Às vezes é assim que me sinto. Como se não tivesse direito de contar o que acontece na minha própria cidade. Eu nasci aqui, me criei aqui e vi tudo acontecendo aos poucos.
Quando era criança “tomava” banho no Caiçara Clube de Campo. O Clube era um luxo em meados de 1970. Tinha piscina com azulejo e água tratada, mas eu preferia a piscina de madeira que abrigava uma água côr de guaraná. O Igarapé vinha lá do Parque 10 e era bem geladinho, com direito até a uma minicorredeira. Nome desse igarapé: Mindu. Lembro que ainda no ginásio (78/79) brigávamos para ver quem ia buscar a bola quando um “grosso” dava uma “bicuda” e a redondinha rolava barranco abaixo até cair no grande e profundo igarapé atrás do Solon de Lucena. Ninguém queria cair nágua, porque ali tinha piraíba gigante que engolia um moleque de uma vez! Nome desse igarapé: Mindu.

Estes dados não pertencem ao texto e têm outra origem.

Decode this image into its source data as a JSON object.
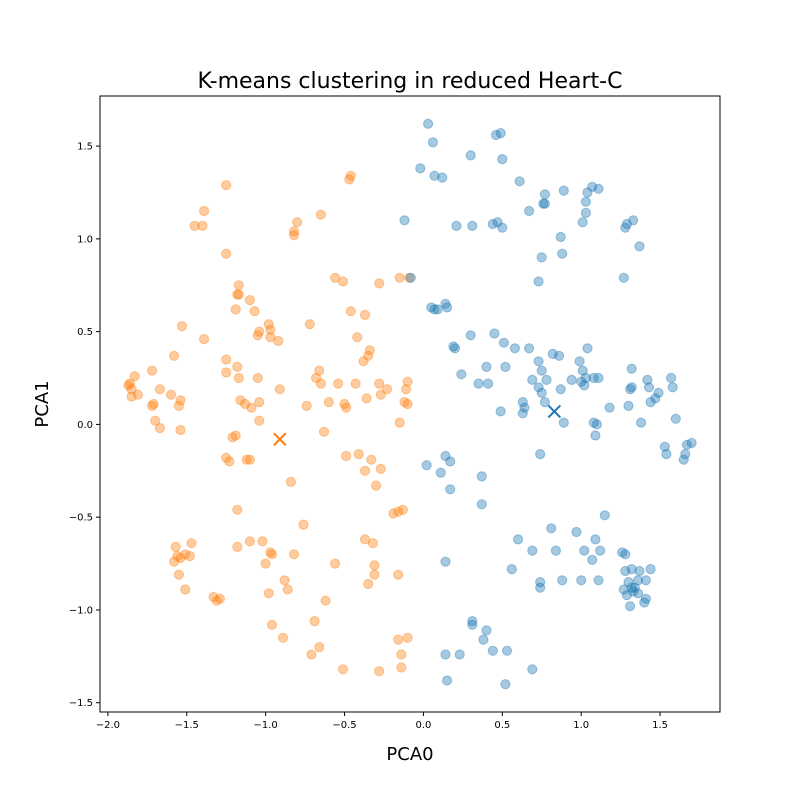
{
  "chart_data": {
    "type": "scatter",
    "title": "K-means clustering in reduced Heart-C",
    "xlabel": "PCA0",
    "ylabel": "PCA1",
    "xlim": [
      -2.05,
      1.88
    ],
    "ylim": [
      -1.55,
      1.77
    ],
    "xticks": [
      -2.0,
      -1.5,
      -1.0,
      -0.5,
      0.0,
      0.5,
      1.0,
      1.5
    ],
    "xtick_labels": [
      "−2.0",
      "−1.5",
      "−1.0",
      "−0.5",
      "0.0",
      "0.5",
      "1.0",
      "1.5"
    ],
    "yticks": [
      -1.5,
      -1.0,
      -0.5,
      0.0,
      0.5,
      1.0,
      1.5
    ],
    "ytick_labels": [
      "−1.5",
      "−1.0",
      "−0.5",
      "0.0",
      "0.5",
      "1.0",
      "1.5"
    ],
    "grid": false,
    "series": [
      {
        "color": "#ff7f0e",
        "marker": "circle",
        "alpha": 0.4,
        "points": [
          [
            -1.25,
            1.29
          ],
          [
            -1.39,
            1.15
          ],
          [
            -1.45,
            1.07
          ],
          [
            -1.4,
            1.07
          ],
          [
            -1.25,
            0.92
          ],
          [
            -0.8,
            1.09
          ],
          [
            -0.82,
            1.02
          ],
          [
            -0.82,
            1.04
          ],
          [
            -0.65,
            1.13
          ],
          [
            -0.47,
            1.32
          ],
          [
            -0.46,
            1.34
          ],
          [
            -0.56,
            0.79
          ],
          [
            -0.51,
            0.77
          ],
          [
            -0.46,
            0.61
          ],
          [
            -0.37,
            0.59
          ],
          [
            -0.28,
            0.76
          ],
          [
            -0.15,
            0.79
          ],
          [
            -0.09,
            0.79
          ],
          [
            -1.17,
            0.75
          ],
          [
            -1.18,
            0.7
          ],
          [
            -1.17,
            0.7
          ],
          [
            -1.1,
            0.67
          ],
          [
            -1.19,
            0.62
          ],
          [
            -1.07,
            0.61
          ],
          [
            -0.98,
            0.54
          ],
          [
            -0.97,
            0.51
          ],
          [
            -1.04,
            0.5
          ],
          [
            -1.05,
            0.48
          ],
          [
            -0.97,
            0.47
          ],
          [
            -0.92,
            0.45
          ],
          [
            -0.72,
            0.54
          ],
          [
            -1.53,
            0.53
          ],
          [
            -1.39,
            0.46
          ],
          [
            -1.58,
            0.37
          ],
          [
            -1.25,
            0.35
          ],
          [
            -1.18,
            0.31
          ],
          [
            -1.72,
            0.29
          ],
          [
            -1.25,
            0.28
          ],
          [
            -1.17,
            0.25
          ],
          [
            -1.05,
            0.25
          ],
          [
            -0.66,
            0.29
          ],
          [
            -0.42,
            0.47
          ],
          [
            -0.34,
            0.4
          ],
          [
            -0.35,
            0.37
          ],
          [
            -0.38,
            0.34
          ],
          [
            -1.86,
            0.22
          ],
          [
            -1.87,
            0.21
          ],
          [
            -1.83,
            0.26
          ],
          [
            -1.85,
            0.19
          ],
          [
            -1.81,
            0.16
          ],
          [
            -1.85,
            0.15
          ],
          [
            -1.67,
            0.19
          ],
          [
            -1.6,
            0.16
          ],
          [
            -1.54,
            0.13
          ],
          [
            -1.71,
            0.11
          ],
          [
            -1.72,
            0.1
          ],
          [
            -1.55,
            0.1
          ],
          [
            -1.16,
            0.13
          ],
          [
            -1.13,
            0.11
          ],
          [
            -1.09,
            0.09
          ],
          [
            -1.04,
            0.12
          ],
          [
            -0.91,
            0.19
          ],
          [
            -0.68,
            0.25
          ],
          [
            -0.65,
            0.22
          ],
          [
            -0.54,
            0.22
          ],
          [
            -0.43,
            0.22
          ],
          [
            -0.28,
            0.22
          ],
          [
            -0.23,
            0.19
          ],
          [
            -0.1,
            0.23
          ],
          [
            -0.11,
            0.19
          ],
          [
            -0.27,
            0.16
          ],
          [
            -0.36,
            0.14
          ],
          [
            -0.5,
            0.11
          ],
          [
            -0.49,
            0.09
          ],
          [
            -0.74,
            0.1
          ],
          [
            -0.6,
            0.12
          ],
          [
            -0.12,
            0.12
          ],
          [
            -0.1,
            0.11
          ],
          [
            -0.15,
            0.01
          ],
          [
            -1.7,
            0.02
          ],
          [
            -1.67,
            -0.02
          ],
          [
            -1.54,
            -0.03
          ],
          [
            -1.04,
            0.02
          ],
          [
            -0.63,
            -0.04
          ],
          [
            -1.21,
            -0.07
          ],
          [
            -1.19,
            -0.06
          ],
          [
            -1.25,
            -0.18
          ],
          [
            -1.23,
            -0.2
          ],
          [
            -1.12,
            -0.19
          ],
          [
            -1.1,
            -0.19
          ],
          [
            -0.49,
            -0.17
          ],
          [
            -0.41,
            -0.16
          ],
          [
            -0.33,
            -0.19
          ],
          [
            -0.37,
            -0.25
          ],
          [
            -0.27,
            -0.24
          ],
          [
            -0.3,
            -0.33
          ],
          [
            -0.84,
            -0.31
          ],
          [
            -0.19,
            -0.48
          ],
          [
            -0.16,
            -0.47
          ],
          [
            -0.13,
            -0.46
          ],
          [
            -1.18,
            -0.46
          ],
          [
            -0.76,
            -0.54
          ],
          [
            -1.57,
            -0.66
          ],
          [
            -1.56,
            -0.71
          ],
          [
            -1.51,
            -0.7
          ],
          [
            -1.48,
            -0.71
          ],
          [
            -1.54,
            -0.72
          ],
          [
            -1.58,
            -0.74
          ],
          [
            -1.47,
            -0.64
          ],
          [
            -1.18,
            -0.66
          ],
          [
            -1.1,
            -0.63
          ],
          [
            -1.02,
            -0.63
          ],
          [
            -0.96,
            -0.7
          ],
          [
            -0.97,
            -0.69
          ],
          [
            -0.82,
            -0.7
          ],
          [
            -1.0,
            -0.75
          ],
          [
            -0.37,
            -0.62
          ],
          [
            -0.32,
            -0.64
          ],
          [
            -0.56,
            -0.75
          ],
          [
            -0.31,
            -0.76
          ],
          [
            -0.31,
            -0.81
          ],
          [
            -0.35,
            -0.86
          ],
          [
            -0.16,
            -0.81
          ],
          [
            -1.55,
            -0.81
          ],
          [
            -1.51,
            -0.89
          ],
          [
            -0.88,
            -0.84
          ],
          [
            -0.86,
            -0.89
          ],
          [
            -0.98,
            -0.91
          ],
          [
            -1.31,
            -0.95
          ],
          [
            -1.33,
            -0.93
          ],
          [
            -1.29,
            -0.94
          ],
          [
            -0.62,
            -0.95
          ],
          [
            -0.96,
            -1.08
          ],
          [
            -0.69,
            -1.06
          ],
          [
            -0.89,
            -1.15
          ],
          [
            -0.66,
            -1.2
          ],
          [
            -0.71,
            -1.24
          ],
          [
            -0.51,
            -1.32
          ],
          [
            -0.16,
            -1.16
          ],
          [
            -0.1,
            -1.15
          ],
          [
            -0.14,
            -1.24
          ],
          [
            -0.14,
            -1.31
          ],
          [
            -0.28,
            -1.33
          ]
        ]
      },
      {
        "color": "#1f77b4",
        "marker": "circle",
        "alpha": 0.4,
        "points": [
          [
            0.03,
            1.62
          ],
          [
            0.06,
            1.52
          ],
          [
            0.46,
            1.56
          ],
          [
            0.49,
            1.57
          ],
          [
            0.3,
            1.45
          ],
          [
            0.5,
            1.43
          ],
          [
            -0.02,
            1.38
          ],
          [
            0.07,
            1.34
          ],
          [
            0.12,
            1.33
          ],
          [
            0.61,
            1.31
          ],
          [
            0.77,
            1.24
          ],
          [
            0.76,
            1.19
          ],
          [
            0.77,
            1.19
          ],
          [
            0.89,
            1.26
          ],
          [
            1.04,
            1.25
          ],
          [
            1.07,
            1.28
          ],
          [
            1.11,
            1.27
          ],
          [
            0.67,
            1.15
          ],
          [
            1.03,
            1.2
          ],
          [
            1.03,
            1.14
          ],
          [
            -0.12,
            1.1
          ],
          [
            0.21,
            1.07
          ],
          [
            0.31,
            1.07
          ],
          [
            0.44,
            1.08
          ],
          [
            0.47,
            1.09
          ],
          [
            0.5,
            1.06
          ],
          [
            1.01,
            1.09
          ],
          [
            1.28,
            1.06
          ],
          [
            1.29,
            1.08
          ],
          [
            1.33,
            1.1
          ],
          [
            1.37,
            0.96
          ],
          [
            0.87,
            1.01
          ],
          [
            0.75,
            0.9
          ],
          [
            0.88,
            0.92
          ],
          [
            0.73,
            0.77
          ],
          [
            1.27,
            0.79
          ],
          [
            -0.08,
            0.79
          ],
          [
            0.05,
            0.63
          ],
          [
            0.07,
            0.62
          ],
          [
            0.09,
            0.62
          ],
          [
            0.14,
            0.65
          ],
          [
            0.15,
            0.63
          ],
          [
            0.3,
            0.48
          ],
          [
            0.45,
            0.49
          ],
          [
            0.51,
            0.44
          ],
          [
            0.2,
            0.41
          ],
          [
            0.19,
            0.42
          ],
          [
            0.58,
            0.41
          ],
          [
            0.67,
            0.41
          ],
          [
            0.82,
            0.38
          ],
          [
            1.04,
            0.41
          ],
          [
            0.86,
            0.37
          ],
          [
            0.73,
            0.34
          ],
          [
            0.4,
            0.31
          ],
          [
            0.52,
            0.31
          ],
          [
            0.75,
            0.29
          ],
          [
            0.78,
            0.24
          ],
          [
            0.99,
            0.34
          ],
          [
            1.01,
            0.29
          ],
          [
            1.03,
            0.25
          ],
          [
            1.08,
            0.25
          ],
          [
            1.11,
            0.25
          ],
          [
            1.02,
            0.21
          ],
          [
            1.0,
            0.23
          ],
          [
            0.94,
            0.24
          ],
          [
            0.24,
            0.27
          ],
          [
            0.35,
            0.22
          ],
          [
            0.41,
            0.22
          ],
          [
            0.69,
            0.24
          ],
          [
            0.73,
            0.2
          ],
          [
            0.75,
            0.17
          ],
          [
            0.87,
            0.19
          ],
          [
            0.63,
            0.12
          ],
          [
            0.64,
            0.09
          ],
          [
            0.77,
            0.12
          ],
          [
            0.49,
            0.07
          ],
          [
            0.63,
            0.06
          ],
          [
            1.32,
            0.3
          ],
          [
            1.31,
            0.19
          ],
          [
            1.32,
            0.2
          ],
          [
            1.42,
            0.24
          ],
          [
            1.43,
            0.2
          ],
          [
            1.47,
            0.14
          ],
          [
            1.44,
            0.12
          ],
          [
            1.49,
            0.17
          ],
          [
            1.57,
            0.25
          ],
          [
            1.58,
            0.2
          ],
          [
            1.18,
            0.09
          ],
          [
            1.3,
            0.1
          ],
          [
            1.38,
            0.01
          ],
          [
            1.08,
            0.01
          ],
          [
            1.1,
            0.0
          ],
          [
            1.09,
            -0.06
          ],
          [
            0.89,
            0.01
          ],
          [
            1.6,
            0.03
          ],
          [
            1.53,
            -0.12
          ],
          [
            1.54,
            -0.16
          ],
          [
            1.66,
            -0.16
          ],
          [
            1.65,
            -0.19
          ],
          [
            1.67,
            -0.11
          ],
          [
            1.7,
            -0.1
          ],
          [
            0.74,
            -0.16
          ],
          [
            0.14,
            -0.17
          ],
          [
            0.17,
            -0.2
          ],
          [
            0.02,
            -0.22
          ],
          [
            0.11,
            -0.26
          ],
          [
            0.17,
            -0.35
          ],
          [
            0.37,
            -0.28
          ],
          [
            0.37,
            -0.43
          ],
          [
            0.81,
            -0.56
          ],
          [
            0.97,
            -0.58
          ],
          [
            1.15,
            -0.49
          ],
          [
            1.09,
            -0.62
          ],
          [
            0.6,
            -0.62
          ],
          [
            0.69,
            -0.68
          ],
          [
            0.84,
            -0.68
          ],
          [
            1.02,
            -0.68
          ],
          [
            1.12,
            -0.68
          ],
          [
            1.26,
            -0.69
          ],
          [
            1.28,
            -0.7
          ],
          [
            1.07,
            -0.73
          ],
          [
            0.14,
            -0.74
          ],
          [
            0.56,
            -0.78
          ],
          [
            1.28,
            -0.79
          ],
          [
            1.32,
            -0.78
          ],
          [
            1.37,
            -0.79
          ],
          [
            1.44,
            -0.78
          ],
          [
            1.36,
            -0.84
          ],
          [
            1.41,
            -0.84
          ],
          [
            1.3,
            -0.85
          ],
          [
            1.32,
            -0.88
          ],
          [
            1.34,
            -0.88
          ],
          [
            1.27,
            -0.89
          ],
          [
            1.33,
            -0.9
          ],
          [
            1.29,
            -0.92
          ],
          [
            1.36,
            -0.91
          ],
          [
            1.41,
            -0.94
          ],
          [
            1.4,
            -0.96
          ],
          [
            1.31,
            -0.98
          ],
          [
            0.74,
            -0.85
          ],
          [
            0.74,
            -0.88
          ],
          [
            0.88,
            -0.84
          ],
          [
            1.0,
            -0.84
          ],
          [
            1.11,
            -0.84
          ],
          [
            0.31,
            -1.06
          ],
          [
            0.31,
            -1.08
          ],
          [
            0.4,
            -1.11
          ],
          [
            0.38,
            -1.16
          ],
          [
            0.14,
            -1.24
          ],
          [
            0.23,
            -1.24
          ],
          [
            0.44,
            -1.22
          ],
          [
            0.53,
            -1.22
          ],
          [
            0.69,
            -1.32
          ],
          [
            0.15,
            -1.38
          ],
          [
            0.52,
            -1.4
          ]
        ]
      }
    ],
    "centroids": [
      {
        "x": -0.91,
        "y": -0.08,
        "color": "#ff7f0e",
        "marker": "x"
      },
      {
        "x": 0.83,
        "y": 0.07,
        "color": "#1f77b4",
        "marker": "x"
      }
    ]
  }
}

Quando meu pai tinha tempo levava eu e meu irmão para a Ponte da Bolívia. Puxa-vida: Que alegria! Lá sim é que era legal! Tinha floresta perto e o igarapé fundão aguentava um salto de cabeça da ponte. As areias das margens eram branquinhas e rolava uma pelada com moleques da hora. Na volta, lá pelas duas da tarde a gente passava pela Cachoeira Baixa do Tarumã. Estava fechado com chave de ouro o domingão!
Me lembro do dia que vi pela primeira vez a Cachoeira Alta do Tarumã. Não acreditava que estava em Manaus. A queda dágua tinha uns 20 metros de largura e sei lá quantos de altura. A água parecia Guaraná Andrade Champagne caindo daquela alturona e espumando lá embaixo. Meu pai não deixava a gente descer, mas no primeiro descuida lá estava eu e meu irmão recebendo uma ducha rápida, pois demorava muito prá subir o “penhasco” de volta.
Lá no Educandos íamos visitar a vovó. Eu gostava de ver uns moleques malucos que saltavam do alto da ponte naquela água preta que cheirava a pau-rosa. O rio dava medo só de olhar, mas era limpo e tinha muitas praias no verão. Já quase adolescente ficava imaginando como devia ser legal morar no Palácio Rio Negro, cercado na lateral e nos fundos por um lindo igarapé que abrigava muitas marrecas e jaçanãs.
É quando me lembro de tudo isso que me sinto um estrangeiro, morando na minha cidade. As memórias queridas da infância não se apagaram, mas a paisagem de hoje é outra. Graças a Deus estou criando meus filhos no que ainda resta de florestas e água corrente limpa na minha cidade. Quero dar a eles motivos para pelo menos lembrarem de uma Manaus que em pleno século 21 tinha uma floresta e um igarapé vivos.
Agradeço ao meu querido e fragilizado Tarumã por esta oportunidade. Agradeço a Deus por não permitir qua a brutalidade e o descaso manauara acabasse “Prosaminzando” o último igarapé limpo e vivo da Cidade. Viva o Igarapé Água Branca! Viva suas florestas de entorno!, Viva suas flores, animais e pássaros!
O mínimo que posso fazer é cuidar de ti. Enfrentar quem te agredir e contar tua estória de vida ou morte, mesmo que para isso, tenha que ser tratado como um estrangeiro metido em assuntos da realeza burguesa e burra que não valoriza a natureza e te ameaça com aeroportos, bregas, condomínios,estradas, loteamentos e muita truculência.
Eu me sinto um estrangeiro passageiro de algum trem
que não passa por aqui, não… (Engenheiros do Havai – que também poderiam ser daqui).
3 comentários:
Parabéns Jo, este texto é fantástico deve ser falado em grandes reuniones sobre meio ambiente essas questioes todas que nos batalhamos tanto para vivermos um mundo melhor.
Merece ser transformado numa peça de teatro.
Luiz Vitalli
Obrigado!Um elogio destes vindo de uma referência em teatro como voce, só nos fortalece e reforça nossa vontade de continuar lutando pelo esquecido Tarumã. Só depende de voce. Podemos inciar uma conversa sobre a possibilidade de transformarmos em peça a luta do nosso igarapé pela sobrevivência.
Poxa vida seriaumabeleza se uma peça de teatro fosse criada para reforçar a luta peloigarapé.